Sentira certo alívio quando Pedro morrera há um ano, depois de tantas internações, tanto sofrimento. Seus olhos pediam para ir, para descansar, e ela chegara a se convencer de que não havia nada melhor a acontecer no momento. E se era inevitável que ele fosse, passou a imaginar sua vida sem ele (depois de quase 12 anos juntos). Tentava visualizar-se forte, viva e disposta a encarar esta perda como uma mera contingencia do viver. Até sua vida profissional poderia ser retomada assim como alguns velhos projetos. Tudo parecia fazer sentido. Mas não agora. Nem que quisesse poderia prever o rombo que a falta dele faria. Também não encontrava palavras para descrever seu estado, o que deixava todos a sua volta, bem aflitos. Sabia que alguns conseguiam falar sobre sua própria dor, construir frases que narrassem este estado absurdo, mas eram poucos, bem poucos. Não por acaso o mundo reverenciava os poetas, sempre atentos às dores das perdas e paixões humanas, as quais descrevem inventando vocábulos, usando metáforas ou comparando-as com os enigmas do universo.

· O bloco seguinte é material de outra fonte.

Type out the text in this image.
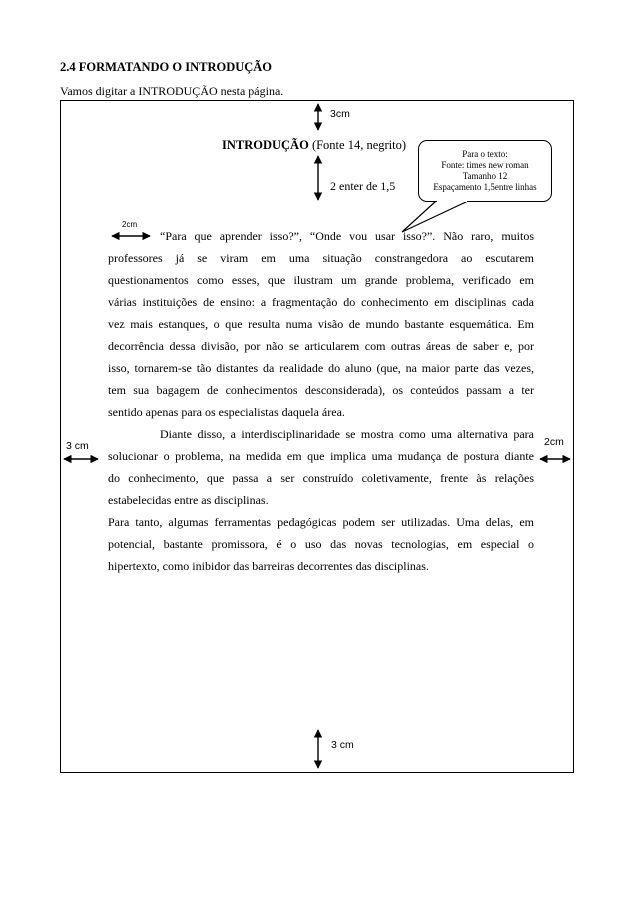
2.4 FORMATANDO O INTRODUÇÃO
Vamos digitar a INTRODUÇÃO nesta página.
3cm
INTRODUÇÃO (Fonte 14, negrito)
2 enter de 1,5
Para o texto:
Fonte: times new roman
Tamanho 12
Espaçamento 1,5entre linhas
2cm
3 cm	2cm
3 cm
“Para que aprender isso?”, “Onde vou usar isso?”. Não raro, muitos
professores já se viram em uma situação constrangedora ao escutarem
questionamentos como esses, que ilustram um grande problema, verificado em
várias instituições de ensino: a fragmentação do conhecimento em disciplinas cada
vez mais estanques, o que resulta numa visão de mundo bastante esquemática. Em
decorrência dessa divisão, por não se articularem com outras áreas de saber e, por
isso, tornarem-se tão distantes da realidade do aluno (que, na maior parte das vezes,
tem sua bagagem de conhecimentos desconsiderada), os conteúdos passam a ter
sentido apenas para os especialistas daquela área.
Diante disso, a interdisciplinaridade se mostra como uma alternativa para
solucionar o problema, na medida em que implica uma mudança de postura diante
do conhecimento, que passa a ser construído coletivamente, frente às relações
estabelecidas entre as disciplinas.
Para tanto, algumas ferramentas pedagógicas podem ser utilizadas. Uma delas, em
potencial, bastante promissora, é o uso das novas tecnologias, em especial o
hipertexto, como inibidor das barreiras decorrentes das disciplinas.
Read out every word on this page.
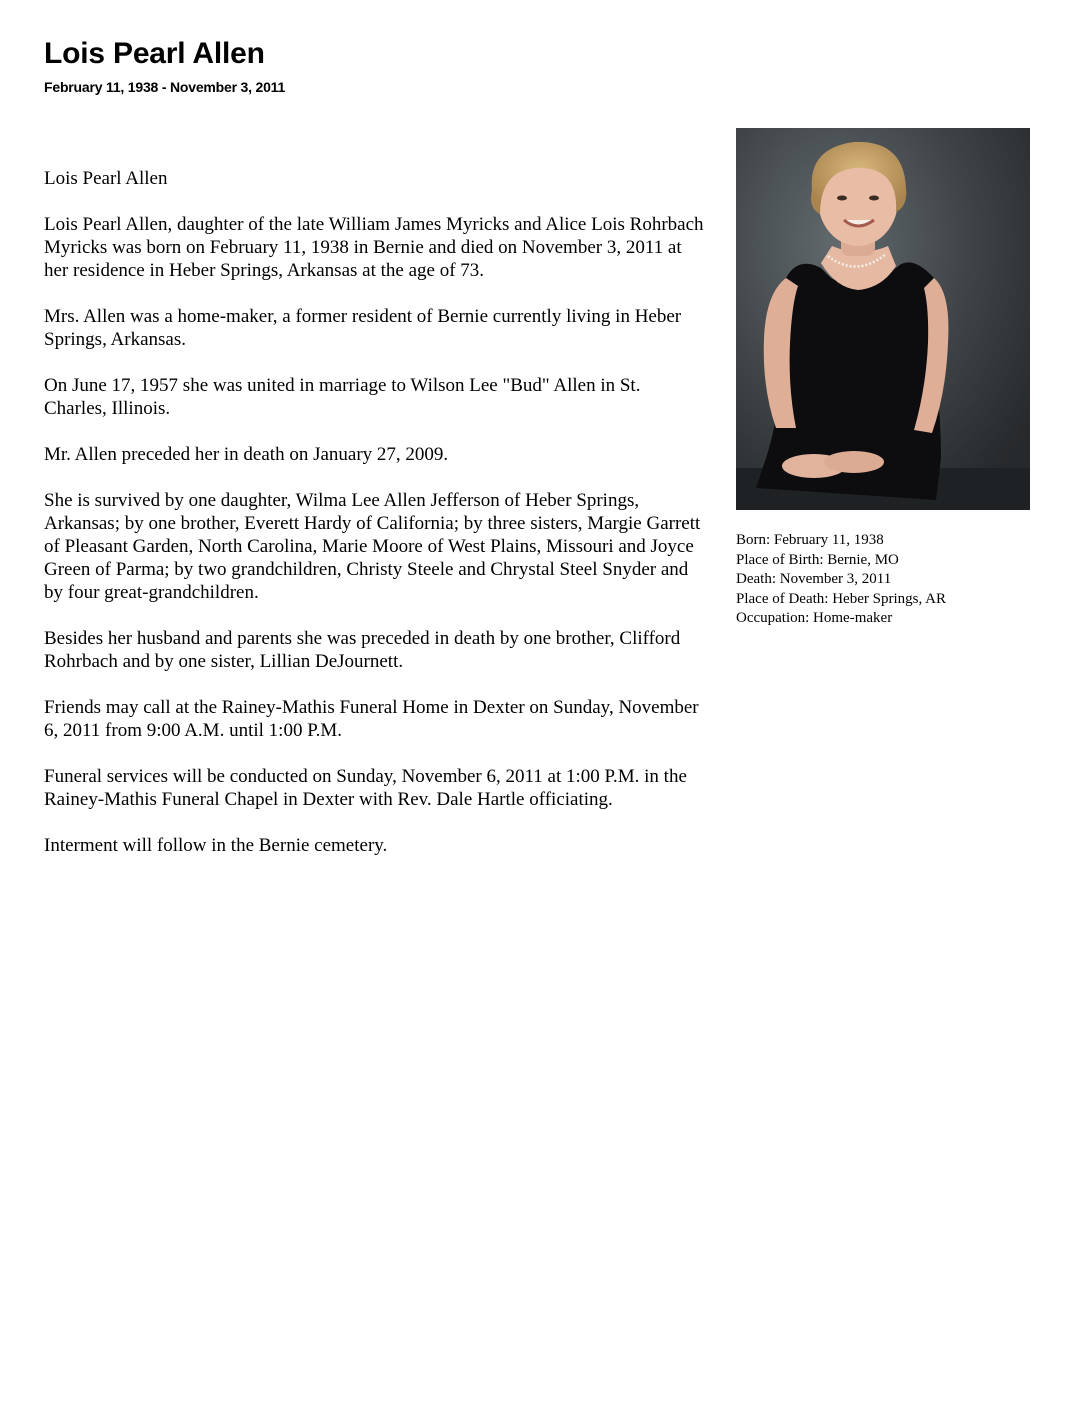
Lois Pearl Allen
February 11, 1938 - November 3, 2011

Lois Pearl Allen

Lois Pearl Allen, daughter of the late William James Myricks and Alice Lois Rohrbach Myricks was born on February 11, 1938 in Bernie and died on November 3, 2011 at her residence in Heber Springs, Arkansas at the age of 73.

Mrs. Allen was a home-maker, a former resident of Bernie currently living in Heber Springs, Arkansas.

On June 17, 1957 she was united in marriage to Wilson Lee "Bud" Allen in St. Charles, Illinois.

Mr. Allen preceded her in death on January 27, 2009.

She is survived by one daughter, Wilma Lee Allen Jefferson of Heber Springs, Arkansas; by one brother, Everett Hardy of California; by three sisters, Margie Garrett of Pleasant Garden, North Carolina, Marie Moore of West Plains, Missouri and Joyce Green of Parma; by two grandchildren, Christy Steele and Chrystal Steel Snyder and by four great-grandchildren.

Besides her husband and parents she was preceded in death by one brother, Clifford Rohrbach and by one sister, Lillian DeJournett.

Friends may call at the Rainey-Mathis Funeral Home in Dexter on Sunday, November 6, 2011 from 9:00 A.M. until 1:00 P.M.

Funeral services will be conducted on Sunday, November 6, 2011 at 1:00 P.M. in the Rainey-Mathis Funeral Chapel in Dexter with Rev. Dale Hartle officiating.

Interment will follow in the Bernie cemetery.

Born: February 11, 1938
Place of Birth: Bernie, MO
Death: November 3, 2011
Place of Death: Heber Springs, AR
Occupation: Home-maker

Não saberia explicar porque seu casamento fora tão excepcional, para ela um mero encontro de duas almas que prezavam a vida a dois. Parece pouco? Sim e não. Como construir uma parceria tão rica sem compartilhar o valor das trocas, da cumplicidade e do carinho? Depois destes anos juntos, a vida a dois ficara quase “vida a um”. Não porque estivessem sempre grudados ou tivessem as mesmas ideias e crenças sobre tudo (ao contrário), mas porque haviam se acostumado a falar um para o outro o que pensavam, desejavam, sofriam ou lhes causava indignação. Evitava confessar que ainda falava com ele mesmo sabendo que não ouviria respostas, contestações, apoio. Era exatamente isso: uma parte dela havia ido embora para sempre. E se a principio ela considerou a hipótese de construir algo novo, agora esta coragem andava sumida. Não foram poucas as vezes em que ambos haviam antecipado a velhice. Brincavam de adivinhar se ficariam parecidos com aquela senhorinha gordinha, ou aquele careca barrigudo, se seria possível passear de mãos dadas (como era de costume) ou se cada um precisaria apoiar seu braço no outro para dar conta dos reumatismos e desconfortos musculares. Era preciso apagar esta cena, com certeza, para que o dia seguinte começasse a existir.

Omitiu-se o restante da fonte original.